Strontium exists in other stable (i.e., not prone to decay) isotopes, including strontium-86, -88 and -84, in stable amounts in other natural organisms, rocks and so on. But because rubidium-87 is abundant in the Earth's crust, the concentration of strontium-87 is much higher than that of the other isotopes of strontium.

Scientists can then compare the ratio of the strontium-87 to the total amount of stable strontium isotopes to calculate the level of decay that produces the detected concentration of strontium-87.

This technique is often used to date igneous rocks and very old rocks.

Potassium-argon (K-Ar) dating: The radioactive potassium isotope is K-40, which decays into both calcium (Ca) and argon (Ar) in a ratio of 88.8 percent calcium to 11.2 percent argon-40.

Argon is a noble gas, which means that it is nonreactive and would not be a part of the initial formation of any rocks or fossils. Any argon found in a rocks or fossils therefore has to be the result of this kind of radioactive decay.

The half-life of potassium is 1.25 billion years, making this technique useful for dating rock samples ranging from about 100,000 years ago (during the age of early humans) to around 4.3 billion years ago. Potassium is very abundant in the Earth, making it great for dating because it is found in some levels in most kinds of samples. It is good for dating igneous rocks (volcanic rocks).

Carbon-14 (C-14) dating: Carbon-14 enters organisms from the atmosphere. When the organism dies, no more of the carbon-14 isotope can enter the organism, and it will begin to decay starting at that point.

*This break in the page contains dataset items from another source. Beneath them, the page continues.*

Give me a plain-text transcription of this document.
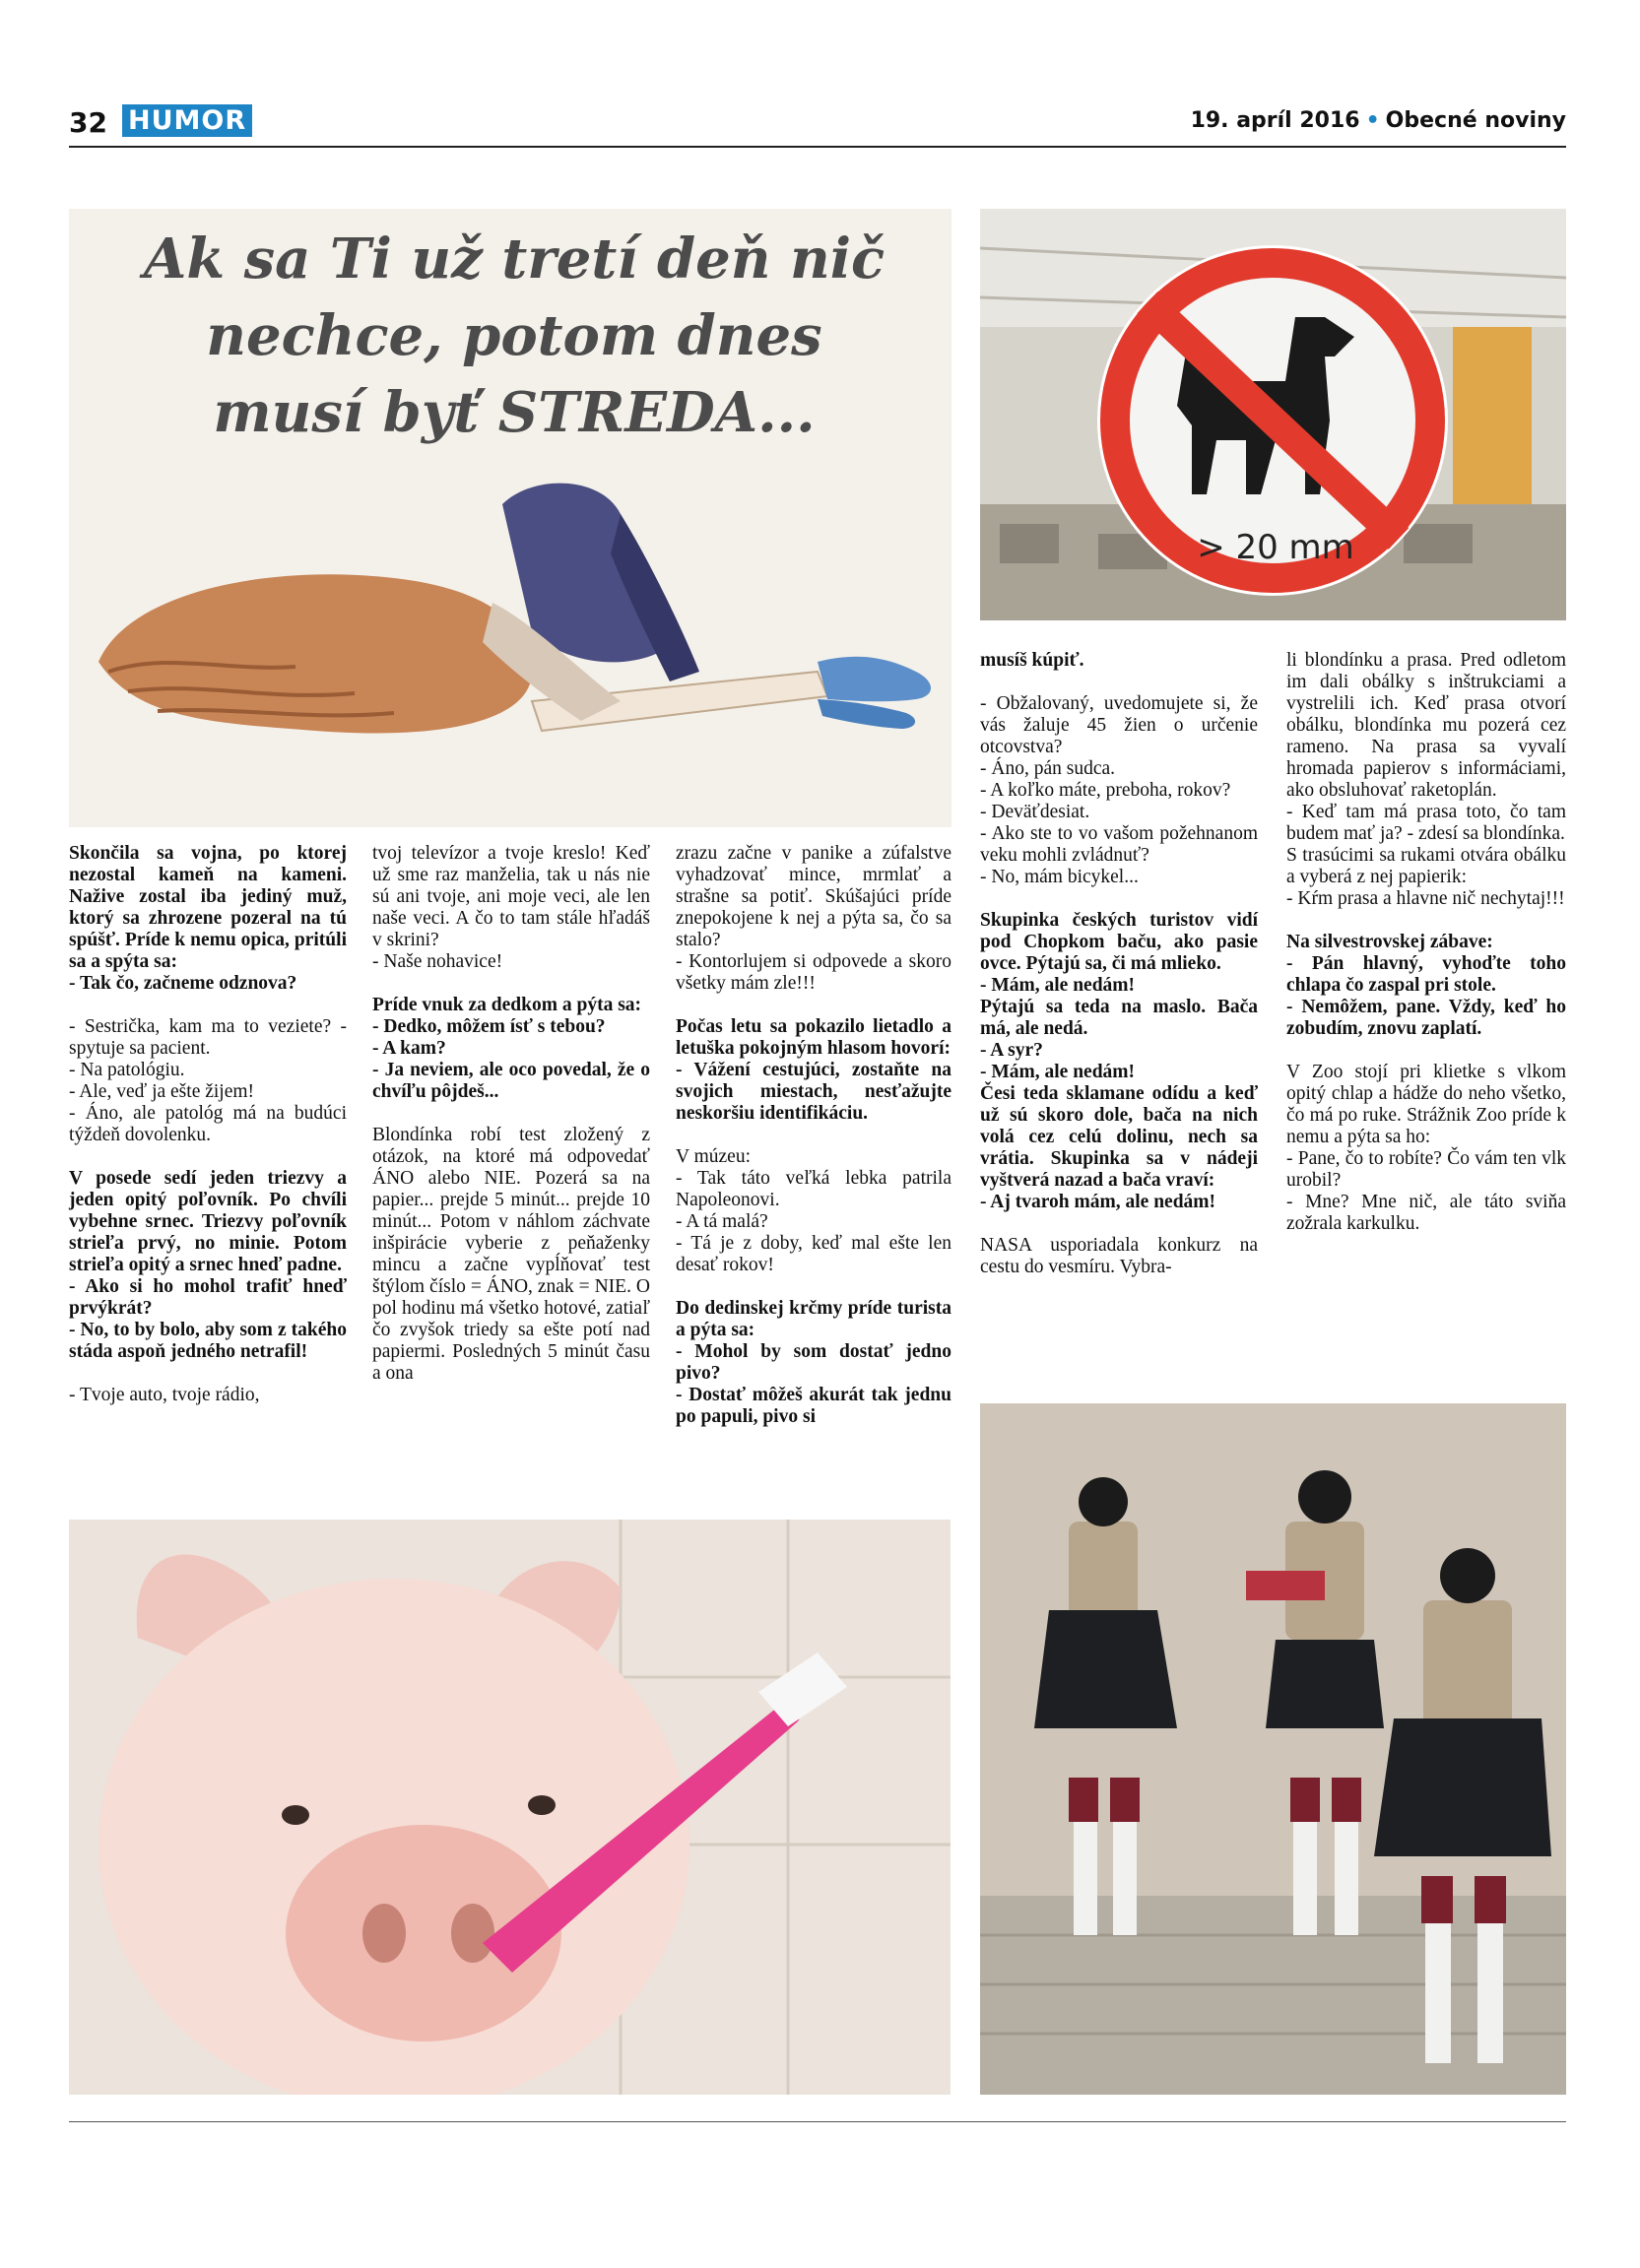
32 HUMOR	19. apríl 2016 • Obecné noviny
Ak sa Ti už tretí deň nič
nechce, potom dnes
musí byť STREDA...
> 20 mm

Skončila sa vojna, po ktorej nezostal kameň na kameni. Nažive zostal iba jediný muž, ktorý sa zhrozene pozeral na tú spúšť. Príde k nemu opica, pritúli sa a spýta sa:
- Tak čo, začneme odznova?

- Sestrička, kam ma to veziete? - spytuje sa pacient.
- Na patológiu.
- Ale, veď ja ešte žijem!
- Áno, ale patológ má na budúci týždeň dovolenku.

V posede sedí jeden triezvy a jeden opitý poľovník. Po chvíli vybehne srnec. Triezvy poľovník strieľa prvý, no minie. Potom strieľa opitý a srnec hneď padne.
- Ako si ho mohol trafiť hneď prvýkrát?
- No, to by bolo, aby som z takého stáda aspoň jedného netrafil!

- Tvoje auto, tvoje rádio,

tvoj televízor a tvoje kreslo! Keď už sme raz manželia, tak u nás nie sú ani tvoje, ani moje veci, ale len naše veci. A čo to tam stále hľadáš v skrini?
- Naše nohavice!

Príde vnuk za dedkom a pýta sa:
- Dedko, môžem ísť s tebou?
- A kam?
- Ja neviem, ale oco povedal, že o chvíľu pôjdeš...

Blondínka robí test zložený z otázok, na ktoré má odpovedať ÁNO alebo NIE. Pozerá sa na papier... prejde 5 minút... prejde 10 minút... Potom v náhlom záchvate inšpirácie vyberie z peňaženky mincu a začne vypĺňovať test štýlom číslo = ÁNO, znak = NIE. O pol hodinu má všetko hotové, zatiaľ čo zvyšok triedy sa ešte potí nad papiermi. Posledných 5 minút času a ona

zrazu začne v panike a zúfalstve vyhadzovať mince, mrmlať a strašne sa potiť. Skúšajúci príde znepokojene k nej a pýta sa, čo sa stalo?
- Kontorlujem si odpovede a skoro všetky mám zle!!!

Počas letu sa pokazilo lietadlo a letuška pokojným hlasom hovorí:
- Vážení cestujúci, zostaňte na svojich miestach, nesťažujte neskoršiu identifikáciu.

V múzeu:
- Tak táto veľká lebka patrila Napoleonovi.
- A tá malá?
- Tá je z doby, keď mal ešte len desať rokov!

Do dedinskej krčmy príde turista a pýta sa:
- Mohol by som dostať jedno pivo?
- Dostať môžeš akurát tak jednu po papuli, pivo si

musíš kúpiť.

- Obžalovaný, uvedomujete si, že vás žaluje 45 žien o určenie otcovstva?
- Áno, pán sudca.
- A koľko máte, preboha, rokov?
- Deväťdesiat.
- Ako ste to vo vašom požehnanom veku mohli zvládnuť?
- No, mám bicykel...

Skupinka českých turistov vidí pod Chopkom baču, ako pasie ovce. Pýtajú sa, či má mlieko.
- Mám, ale nedám!
Pýtajú sa teda na maslo. Bača má, ale nedá.
- A syr?
- Mám, ale nedám!
Česi teda sklamane odídu a keď už sú skoro dole, bača na nich volá cez celú dolinu, nech sa vrátia. Skupinka sa v nádeji vyštverá nazad a bača vraví:
- Aj tvaroh mám, ale nedám!

NASA usporiadala konkurz na cestu do vesmíru. Vybra-

li blondínku a prasa. Pred odletom im dali obálky s inštrukciami a vystrelili ich. Keď prasa otvorí obálku, blondínka mu pozerá cez rameno. Na prasa sa vyvalí hromada papierov s informáciami, ako obsluhovať raketoplán.
- Keď tam má prasa toto, čo tam budem mať ja? - zdesí sa blondínka.
S trasúcimi sa rukami otvára obálku a vyberá z nej papierik:
- Kŕm prasa a hlavne nič nechytaj!!!

Na silvestrovskej zábave:
- Pán hlavný, vyhoďte toho chlapa čo zaspal pri stole.
- Nemôžem, pane. Vždy, keď ho zobudím, znovu zaplatí.

V Zoo stojí pri klietke s vlkom opitý chlap a hádže do neho všetko, čo má po ruke. Strážnik Zoo príde k nemu a pýta sa ho:
- Pane, čo to robíte? Čo vám ten vlk urobil?
- Mne? Mne nič, ale táto sviňa zožrala karkulku.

Carbon-14 decays into nitrogen-14 in the shortest half-life of all the methods (5,730 years), which makes it perfect for dating new or recent fossils. It is mostly only used for organic materials, that is, animal and plant fossils. Carbon-14 cannot be used for samples older than 60,000 years old.

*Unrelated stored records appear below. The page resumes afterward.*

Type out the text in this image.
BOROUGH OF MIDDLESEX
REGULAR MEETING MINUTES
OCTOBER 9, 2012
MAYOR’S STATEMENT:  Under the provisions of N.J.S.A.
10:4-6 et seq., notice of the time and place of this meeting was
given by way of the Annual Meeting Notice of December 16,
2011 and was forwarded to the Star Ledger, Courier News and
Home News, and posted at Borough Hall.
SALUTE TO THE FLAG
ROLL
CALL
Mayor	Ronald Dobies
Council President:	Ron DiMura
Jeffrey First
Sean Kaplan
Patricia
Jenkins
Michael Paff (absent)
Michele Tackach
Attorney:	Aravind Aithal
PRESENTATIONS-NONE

At any given time, the tissues of living organisms all have the same ratio of carbon-12 to carbon-14. When an organism dies, as noted, it stops incorporating new carbon into its tissues, and so the subsequent decay of carbon-14 to nitrogen-14 alters the ratio of carbon-12 to carbon-14. By comparing the ratio of carbon-12 to carbon-14 in dead matter to the ratio when that organism was alive, scientists can estimate the date of the organism's death.